Lev. 24:22 “You shall have one manner of law, the same for the stranger as for the home-born.” …this precept of loving the stranger appears 36 times in the Pentateuch. It is there because a moral connection has been made with the memory of bondage… Without the metaphor of memory and history, we cannot imagine the life of the Other…

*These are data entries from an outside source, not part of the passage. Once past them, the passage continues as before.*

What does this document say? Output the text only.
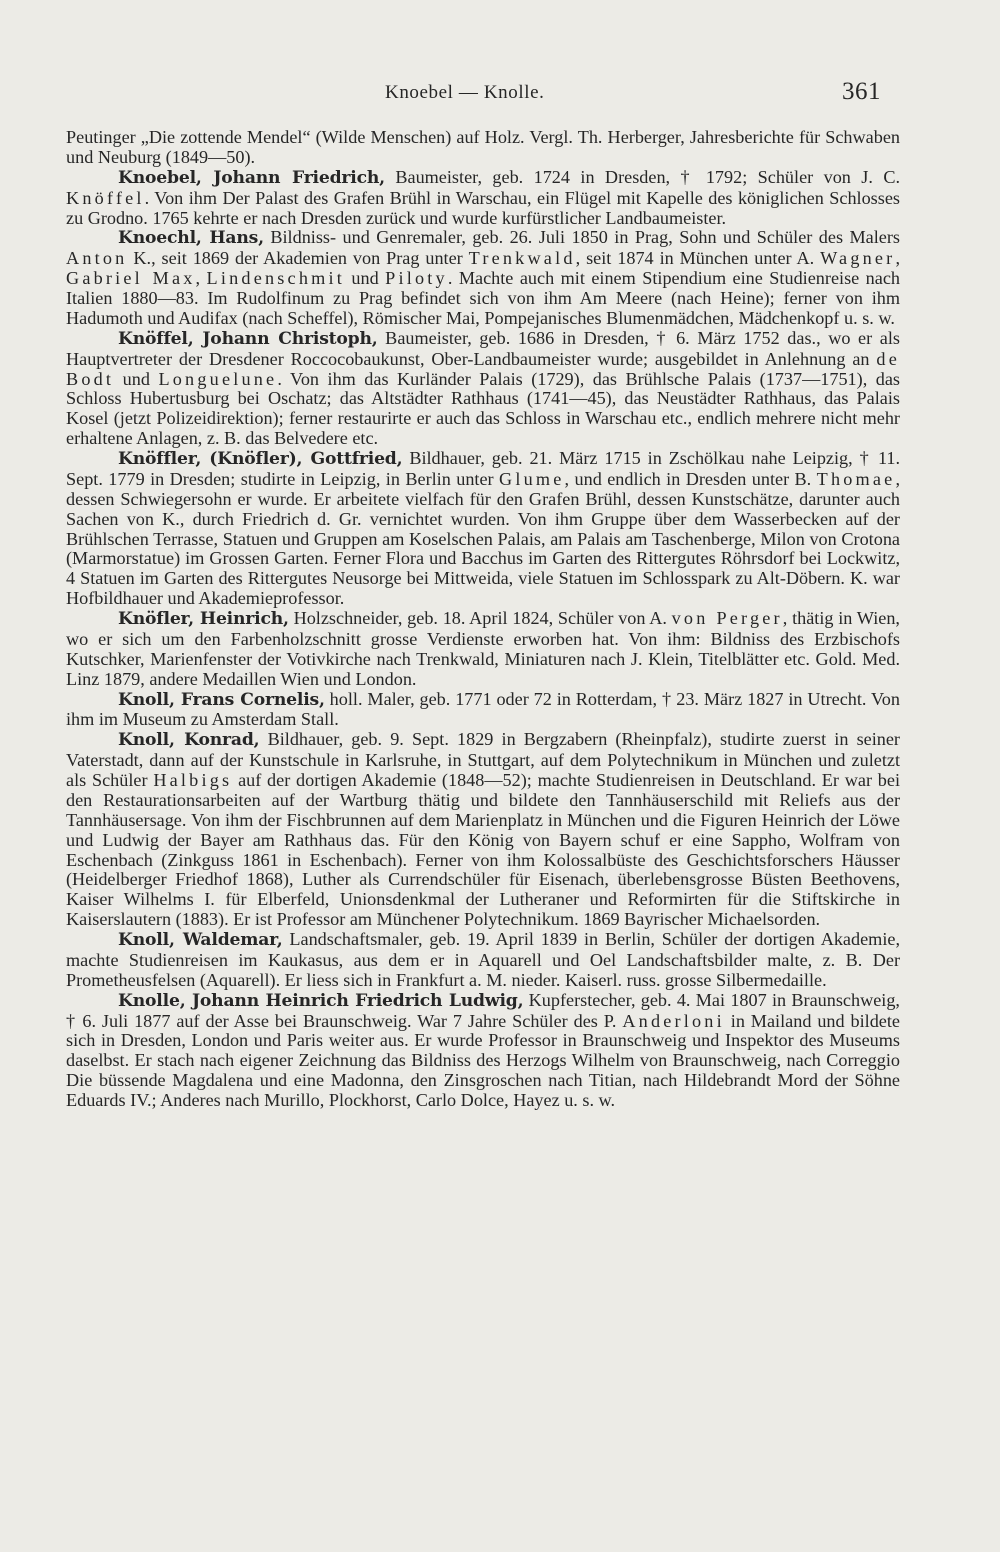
Knoebel — Knolle.	361

Peutinger „Die zottende Mendel“ (Wilde Menschen) auf Holz. Vergl. Th. Herberger, Jahresberichte für Schwaben und Neuburg (1849—50).

Knoebel, Johann Friedrich, Baumeister, geb. 1724 in Dresden, † 1792; Schüler von J. C. Knöffel. Von ihm Der Palast des Grafen Brühl in Warschau, ein Flügel mit Kapelle des königlichen Schlosses zu Grodno. 1765 kehrte er nach Dresden zurück und wurde kurfürstlicher Landbaumeister.

Knoechl, Hans, Bildniss- und Genremaler, geb. 26. Juli 1850 in Prag, Sohn und Schüler des Malers Anton K., seit 1869 der Akademien von Prag unter Trenkwald, seit 1874 in München unter A. Wagner, Gabriel Max, Lindenschmit und Piloty. Machte auch mit einem Stipendium eine Studienreise nach Italien 1880—83. Im Rudolfinum zu Prag befindet sich von ihm Am Meere (nach Heine); ferner von ihm Hadumoth und Audifax (nach Scheffel), Römischer Mai, Pompejanisches Blumenmädchen, Mädchenkopf u. s. w.

Knöffel, Johann Christoph, Baumeister, geb. 1686 in Dresden, † 6. März 1752 das., wo er als Hauptvertreter der Dresdener Roccocobaukunst, Ober-Landbaumeister wurde; ausgebildet in Anlehnung an de Bodt und Longuelune. Von ihm das Kurländer Palais (1729), das Brühlsche Palais (1737—1751), das Schloss Hubertusburg bei Oschatz; das Altstädter Rathhaus (1741—45), das Neustädter Rathhaus, das Palais Kosel (jetzt Polizeidirektion); ferner restaurirte er auch das Schloss in Warschau etc., endlich mehrere nicht mehr erhaltene Anlagen, z. B. das Belvedere etc.

Knöffler, (Knöfler), Gottfried, Bildhauer, geb. 21. März 1715 in Zschölkau nahe Leipzig, † 11. Sept. 1779 in Dresden; studirte in Leipzig, in Berlin unter Glume, und endlich in Dresden unter B. Thomae, dessen Schwiegersohn er wurde. Er arbeitete vielfach für den Grafen Brühl, dessen Kunstschätze, darunter auch Sachen von K., durch Friedrich d. Gr. vernichtet wurden. Von ihm Gruppe über dem Wasserbecken auf der Brühlschen Terrasse, Statuen und Gruppen am Koselschen Palais, am Palais am Taschenberge, Milon von Crotona (Marmorstatue) im Grossen Garten. Ferner Flora und Bacchus im Garten des Rittergutes Röhrsdorf bei Lockwitz, 4 Statuen im Garten des Rittergutes Neusorge bei Mittweida, viele Statuen im Schlosspark zu Alt-Döbern. K. war Hofbildhauer und Akademieprofessor.

Knöfler, Heinrich, Holzschneider, geb. 18. April 1824, Schüler von A. von Perger, thätig in Wien, wo er sich um den Farbenholzschnitt grosse Verdienste erworben hat. Von ihm: Bildniss des Erzbischofs Kutschker, Marienfenster der Votivkirche nach Trenkwald, Miniaturen nach J. Klein, Titelblätter etc. Gold. Med. Linz 1879, andere Medaillen Wien und London.

Knoll, Frans Cornelis, holl. Maler, geb. 1771 oder 72 in Rotterdam, † 23. März 1827 in Utrecht. Von ihm im Museum zu Amsterdam Stall.

Knoll, Konrad, Bildhauer, geb. 9. Sept. 1829 in Bergzabern (Rheinpfalz), studirte zuerst in seiner Vaterstadt, dann auf der Kunstschule in Karlsruhe, in Stuttgart, auf dem Polytechnikum in München und zuletzt als Schüler Halbigs auf der dortigen Akademie (1848—52); machte Studienreisen in Deutschland. Er war bei den Restaurationsarbeiten auf der Wartburg thätig und bildete den Tannhäuserschild mit Reliefs aus der Tannhäusersage. Von ihm der Fischbrunnen auf dem Marienplatz in München und die Figuren Heinrich der Löwe und Ludwig der Bayer am Rathhaus das. Für den König von Bayern schuf er eine Sappho, Wolfram von Eschenbach (Zinkguss 1861 in Eschenbach). Ferner von ihm Kolossalbüste des Geschichtsforschers Häusser (Heidelberger Friedhof 1868), Luther als Currendschüler für Eisenach, überlebensgrosse Büsten Beethovens, Kaiser Wilhelms I. für Elberfeld, Unionsdenkmal der Lutheraner und Reformirten für die Stiftskirche in Kaiserslautern (1883). Er ist Professor am Münchener Polytechnikum. 1869 Bayrischer Michaelsorden.

Knoll, Waldemar, Landschaftsmaler, geb. 19. April 1839 in Berlin, Schüler der dortigen Akademie, machte Studienreisen im Kaukasus, aus dem er in Aquarell und Oel Landschaftsbilder malte, z. B. Der Prometheusfelsen (Aquarell). Er liess sich in Frankfurt a. M. nieder. Kaiserl. russ. grosse Silbermedaille.

Knolle, Johann Heinrich Friedrich Ludwig, Kupferstecher, geb. 4. Mai 1807 in Braunschweig, † 6. Juli 1877 auf der Asse bei Braunschweig. War 7 Jahre Schüler des P. Anderloni in Mailand und bildete sich in Dresden, London und Paris weiter aus. Er wurde Professor in Braunschweig und Inspektor des Museums daselbst. Er stach nach eigener Zeichnung das Bildniss des Herzogs Wilhelm von Braunschweig, nach Correggio Die büssende Magdalena und eine Madonna, den Zinsgroschen nach Titian, nach Hildebrandt Mord der Söhne Eduards IV.; Anderes nach Murillo, Plockhorst, Carlo Dolce, Hayez u. s. w.
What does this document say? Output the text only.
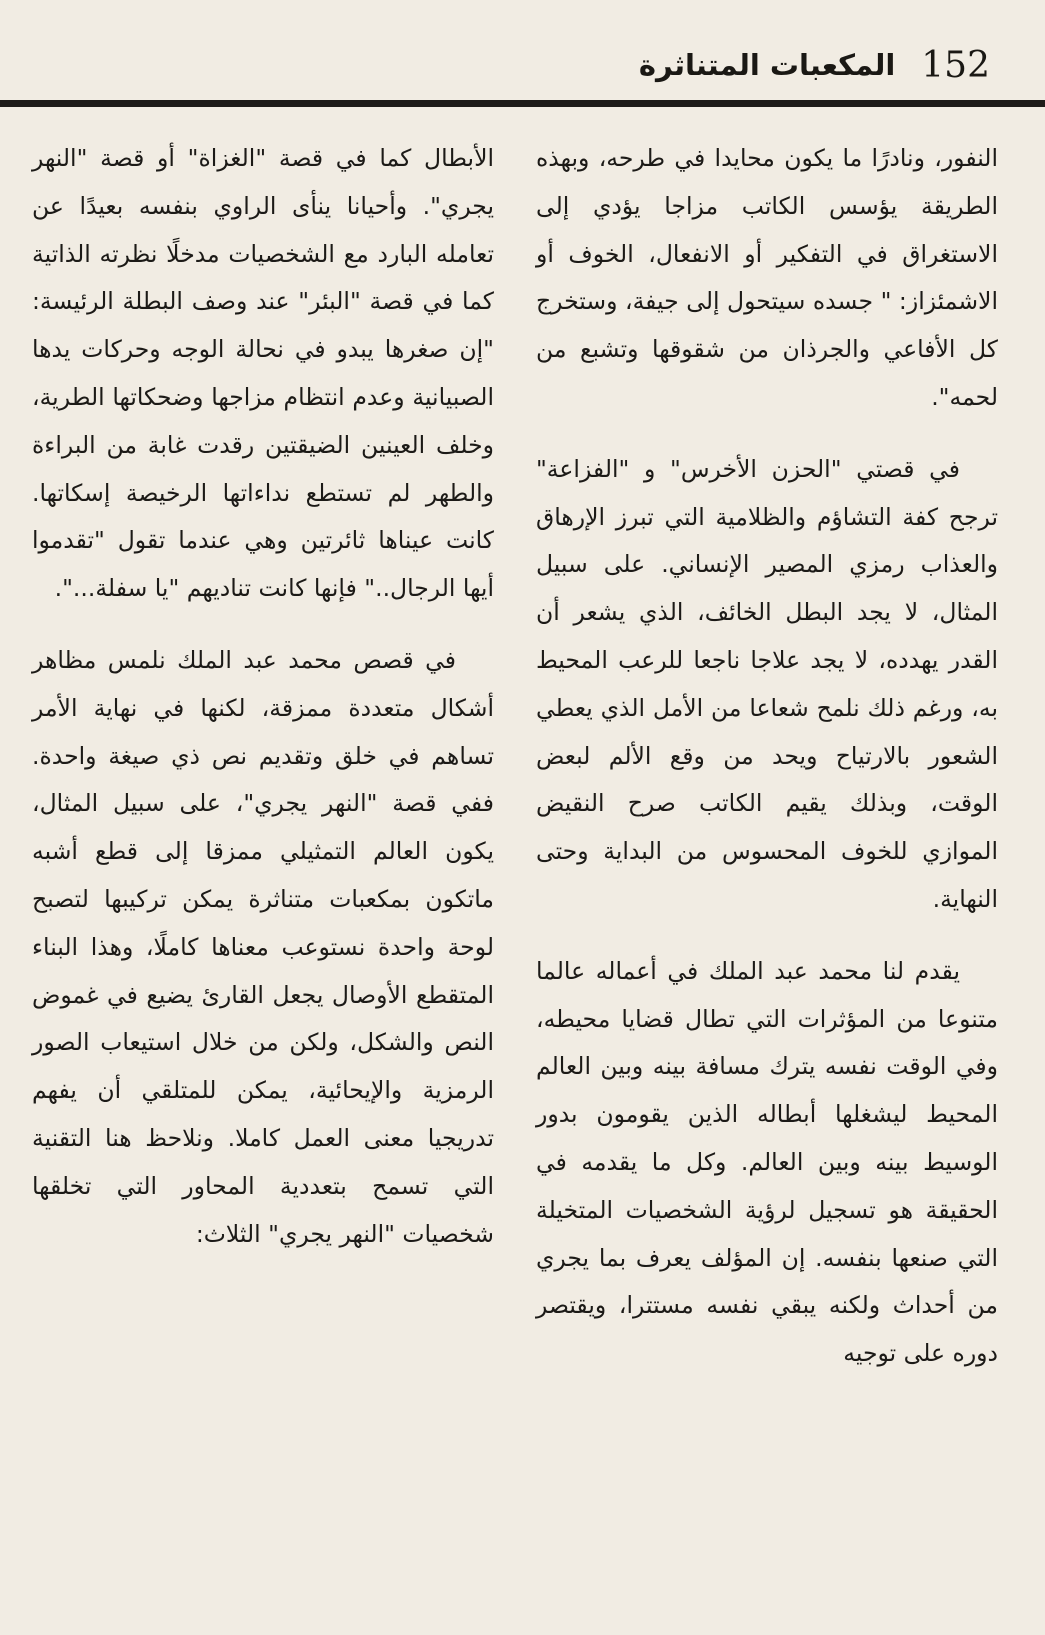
152
المكعبات المتناثرة

النفور، ونادرًا ما يكون محايدا في طرحه، وبهذه الطريقة يؤسس الكاتب مزاجا يؤدي إلى الاستغراق في التفكير أو الانفعال، الخوف أو الاشمئزاز: " جسده سيتحول إلى جيفة، وستخرج كل الأفاعي والجرذان من شقوقها وتشبع من لحمه".

في قصتي "الحزن الأخرس" و "الفزاعة" ترجح كفة التشاؤم والظلامية التي تبرز الإرهاق والعذاب رمزي المصير الإنساني. على سبيل المثال، لا يجد البطل الخائف، الذي يشعر أن القدر يهدده، لا يجد علاجا ناجعا للرعب المحيط به، ورغم ذلك نلمح شعاعا من الأمل الذي يعطي الشعور بالارتياح ويحد من وقع الألم لبعض الوقت، وبذلك يقيم الكاتب صرح النقيض الموازي للخوف المحسوس من البداية وحتى النهاية.

يقدم لنا محمد عبد الملك في أعماله عالما متنوعا من المؤثرات التي تطال قضايا محيطه، وفي الوقت نفسه يترك مسافة بينه وبين العالم المحيط ليشغلها أبطاله الذين يقومون بدور الوسيط بينه وبين العالم. وكل ما يقدمه في الحقيقة هو تسجيل لرؤية الشخصيات المتخيلة التي صنعها بنفسه. إن المؤلف يعرف بما يجري من أحداث ولكنه يبقي نفسه مستترا، ويقتصر دوره على توجيه

الأبطال كما في قصة "الغزاة" أو قصة "النهر يجري". وأحيانا ينأى الراوي بنفسه بعيدًا عن تعامله البارد مع الشخصيات مدخلًا نظرته الذاتية كما في قصة "البئر" عند وصف البطلة الرئيسة: "إن صغرها يبدو في نحالة الوجه وحركات يدها الصبيانية وعدم انتظام مزاجها وضحكاتها الطرية، وخلف العينين الضيقتين رقدت غابة من البراءة والطهر لم تستطع نداءاتها الرخيصة إسكاتها. كانت عيناها ثائرتين وهي عندما تقول "تقدموا أيها الرجال.." فإنها كانت تناديهم "يا سفلة...".

في قصص محمد عبد الملك نلمس مظاهر أشكال متعددة ممزقة، لكنها في نهاية الأمر تساهم في خلق وتقديم نص ذي صيغة واحدة. ففي قصة "النهر يجري"، على سبيل المثال، يكون العالم التمثيلي ممزقا إلى قطع أشبه ماتكون بمكعبات متناثرة يمكن تركيبها لتصبح لوحة واحدة نستوعب معناها كاملًا، وهذا البناء المتقطع الأوصال يجعل القارئ يضيع في غموض النص والشكل، ولكن من خلال استيعاب الصور الرمزية والإيحائية، يمكن للمتلقي أن يفهم تدريجيا معنى العمل كاملا. ونلاحظ هنا التقنية التي تسمح بتعددية المحاور التي تخلقها شخصيات "النهر يجري" الثلاث:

In the absence of this metaphoric capability, what are the consequences? Nowhere beyond the reach of the Pentateuch did the alien and the home-born live under the same code. The Romans originally had a single word, hostis, to signify both enemy and stranger, in early Roman law, every alien was classed as an enemy, devoid of rights. In Germanic law the alien was rechtsunfahig, a pariah with no access to justice. The Greeks made slaves of the stranger and then taunted him with barks. There have been and still are, religio-political systems that have incorporated the teaching of contempt, turning the closest neighbors into the most despised strangers – a loathing expressed in words like, “untouchable”, dhimmi,” “diecide”. In our own country, slavery thrived under the wing of a freedom-proclaiming Constitution… And in 1945, a British camera on a single day in a single German deathcamp just liberated photographed a bulldozer sweeping into five pits 5,000 starved and abused human corpses at a time, a thousand to a pit, all of them having been judged unfit for the right to live.